A couple of minutes later, control rang back and told me there was an ambulance on the way, but it was running a fair distance. He told me the call-sign and I breathed a sigh of relief. I knew the crew – one was a brand new paramedic who had just started her mentoring period, and the other I knew to be a bloody good paramedic.

I suspected he was bleeding internally somewhere, so while I waited, I felt his abdomen for any signs of bleeding and tenderness. If there’s bleeding in the belly, the abdominal muscles tense up to protect the internal organs. This is known as “boarding”. If there is tenderness, the patient tends to push your hands off his abdomen to stop it hurting. This is known as “guarding”. There was neither. I also felt for a pulsatile mass that could indicate an Abdominal Aortic Aneurysm but didn’t find one. (Click here for more information and a couple of diagrams)

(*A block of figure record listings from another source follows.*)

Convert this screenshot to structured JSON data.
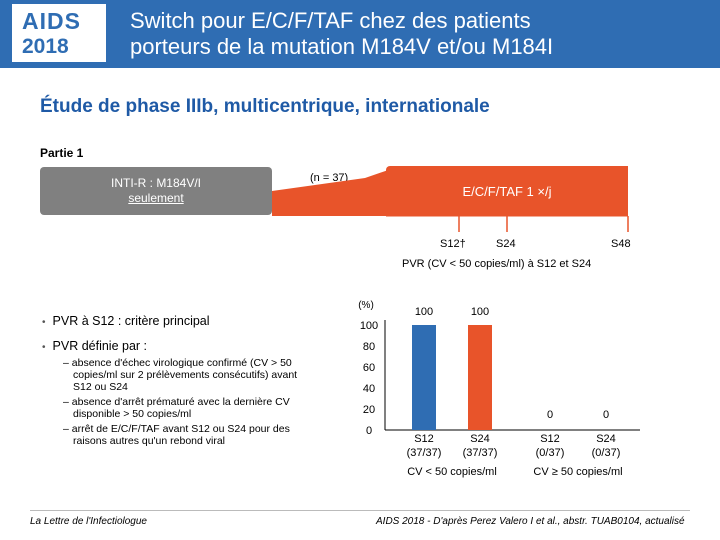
{
  "header": {
    "logo_line1": "AIDS",
    "logo_line2": "2018",
    "title_line1": "Switch pour E/C/F/TAF chez des patients",
    "title_line2": "porteurs de la mutation M184V et/ou M184I"
  },
  "subtitle": "Étude de phase IIIb, multicentrique, internationale",
  "partie": "Partie 1",
  "design": {
    "group_line1": "INTI-R : M184V/I",
    "group_line2": "seulement",
    "n_label": "(n = 37)",
    "treatment": "E/C/F/TAF 1 ×/j",
    "timepoints": [
      "S12†",
      "S24",
      "S48"
    ],
    "caption": "PVR (CV < 50 copies/ml) à S12 et S24"
  },
  "bullets": {
    "primary": "PVR à S12 : critère principal",
    "definition": "PVR définie par :",
    "sub_items": [
      "absence d'échec virologique confirmé (CV > 50 copies/ml sur 2 prélèvements consécutifs) avant S12 ou S24",
      "absence d'arrêt prématuré avec la dernière CV disponible > 50 copies/ml",
      "arrêt de E/C/F/TAF avant S12 ou S24 pour des raisons autres qu'un rebond viral"
    ]
  },
  "colors": {
    "header_blue": "#2f6db3",
    "orange": "#e8542a",
    "bar_blue": "#2f6db3",
    "gray": "#808080"
  },
  "chart_data": {
    "type": "bar",
    "unit_label": "(%)",
    "ylim": [
      0,
      100
    ],
    "yticks": [
      0,
      20,
      40,
      60,
      80,
      100
    ],
    "groups": [
      {
        "label": "CV < 50 copies/ml",
        "bars": [
          {
            "label": "S12",
            "sub": "(37/37)",
            "value": 100,
            "color": "#2f6db3"
          },
          {
            "label": "S24",
            "sub": "(37/37)",
            "value": 100,
            "color": "#e8542a"
          }
        ]
      },
      {
        "label": "CV ≥ 50 copies/ml",
        "bars": [
          {
            "label": "S12",
            "sub": "(0/37)",
            "value": 0,
            "color": "#2f6db3"
          },
          {
            "label": "S24",
            "sub": "(0/37)",
            "value": 0,
            "color": "#e8542a"
          }
        ]
      }
    ]
  },
  "footer": {
    "left": "La Lettre de l'Infectiologue",
    "right": "AIDS 2018 - D'après Perez Valero I et al., abstr. TUAB0104, actualisé"
  }
}
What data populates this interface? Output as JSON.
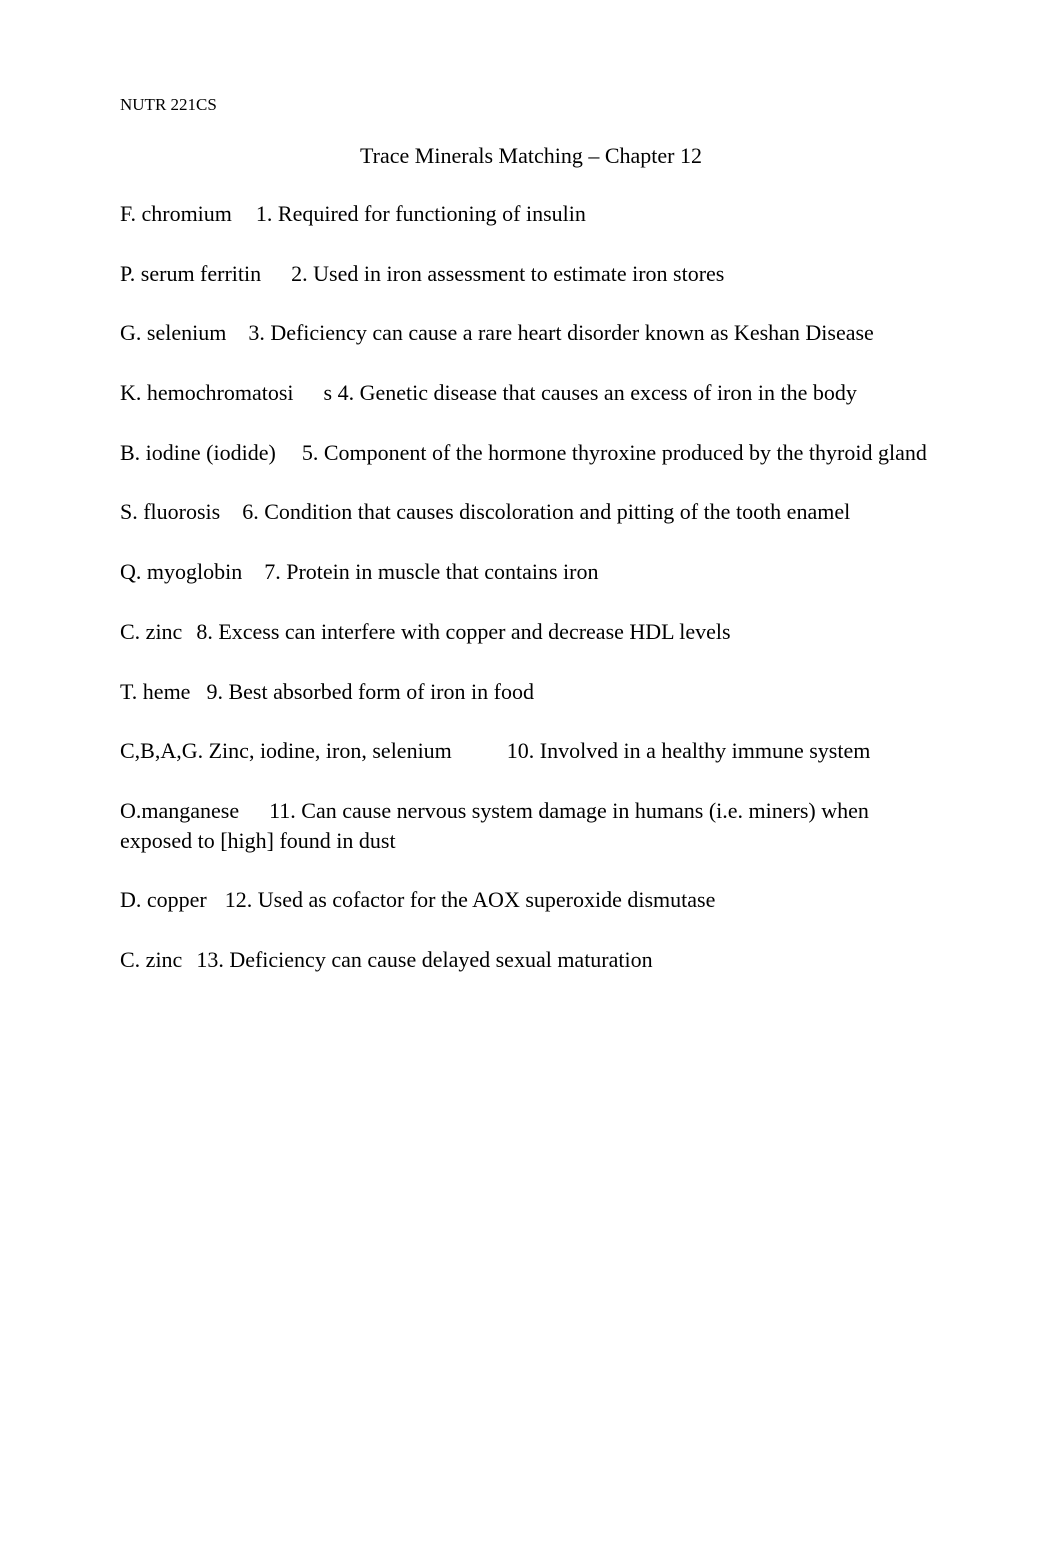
{
  "course_code": "NUTR 221CS",
  "title": "Trace Minerals Matching – Chapter 12",
  "items": [
    {
      "answer": "F. chromium",
      "gap": 24,
      "question": "1. Required for functioning of insulin"
    },
    {
      "answer": "P. serum ferritin",
      "gap": 30,
      "question": "2. Used in iron assessment to estimate iron stores"
    },
    {
      "answer": "G. selenium",
      "gap": 22,
      "question": "3. Deficiency can cause a rare heart disorder known as Keshan Disease"
    },
    {
      "answer": "K. hemochromatosi",
      "gap": 30,
      "question": "s 4. Genetic disease that causes an excess of iron in the body"
    },
    {
      "answer": "B. iodine (iodide)",
      "gap": 26,
      "question": "5. Component of the hormone thyroxine produced by the thyroid gland"
    },
    {
      "answer": "S. fluorosis",
      "gap": 22,
      "question": "6. Condition that causes discoloration and pitting of the tooth enamel"
    },
    {
      "answer": "Q. myoglobin",
      "gap": 22,
      "question": "7. Protein in muscle that contains iron"
    },
    {
      "answer": "C. zinc",
      "gap": 14,
      "question": "8. Excess can interfere with copper and decrease HDL levels"
    },
    {
      "answer": "T. heme",
      "gap": 16,
      "question": "9. Best absorbed form of iron in food"
    },
    {
      "answer": "C,B,A,G. Zinc, iodine, iron, selenium",
      "gap": 55,
      "question": "10. Involved in a healthy immune system"
    },
    {
      "answer": "O.manganese",
      "gap": 30,
      "question": "11. Can cause nervous system damage in humans (i.e. miners) when exposed to [high] found in dust"
    },
    {
      "answer": "D. copper",
      "gap": 18,
      "question": "12. Used as cofactor for the AOX superoxide dismutase"
    },
    {
      "answer": "C. zinc",
      "gap": 14,
      "question": "13. Deficiency can cause delayed sexual maturation"
    }
  ]
}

When the crew arrived, I handed over, and stayed to help. This was going to be a difficult removal. The first choice for getting him out was going to be on the carry-chair, but we were worried about his blood pressure bottoming out when we sat him up. We decided we’d give it a go. We lifted him onto the chair, and immediately his eyes rolled and he started fitting.
“Quick, back on the bed,” I said and we dumped him unceremoniously back onto the bed. Almost immediately, he came back round.
Plan B. We got the scoop stretcher – a metal stretcher that we can put under a patient with minimal movement – and strapped him to it. We knew he wasn’t heavy from lifting him onto the chair, so we were satisfied we could get him out without asking for another crew to help – besides, we weren’t sure there would be one available.

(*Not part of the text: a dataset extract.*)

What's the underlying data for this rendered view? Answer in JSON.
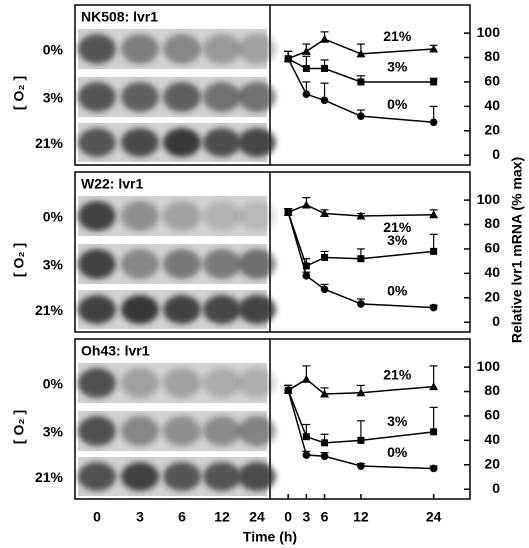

We got him out without any further problems, and we got some IV fluid running to help restore his blood pressure. The crew took him to hospital on blue lights.

I don’t know the outcome – I’m hoping to be able to find out from the crew sometime this week. I’ll let you know.

**UPDATE**

Apparently, my suspicions of an internal bleed were confirmed. They found a Gastro-intestinal (G.I.) bleed. He will make a full recovery.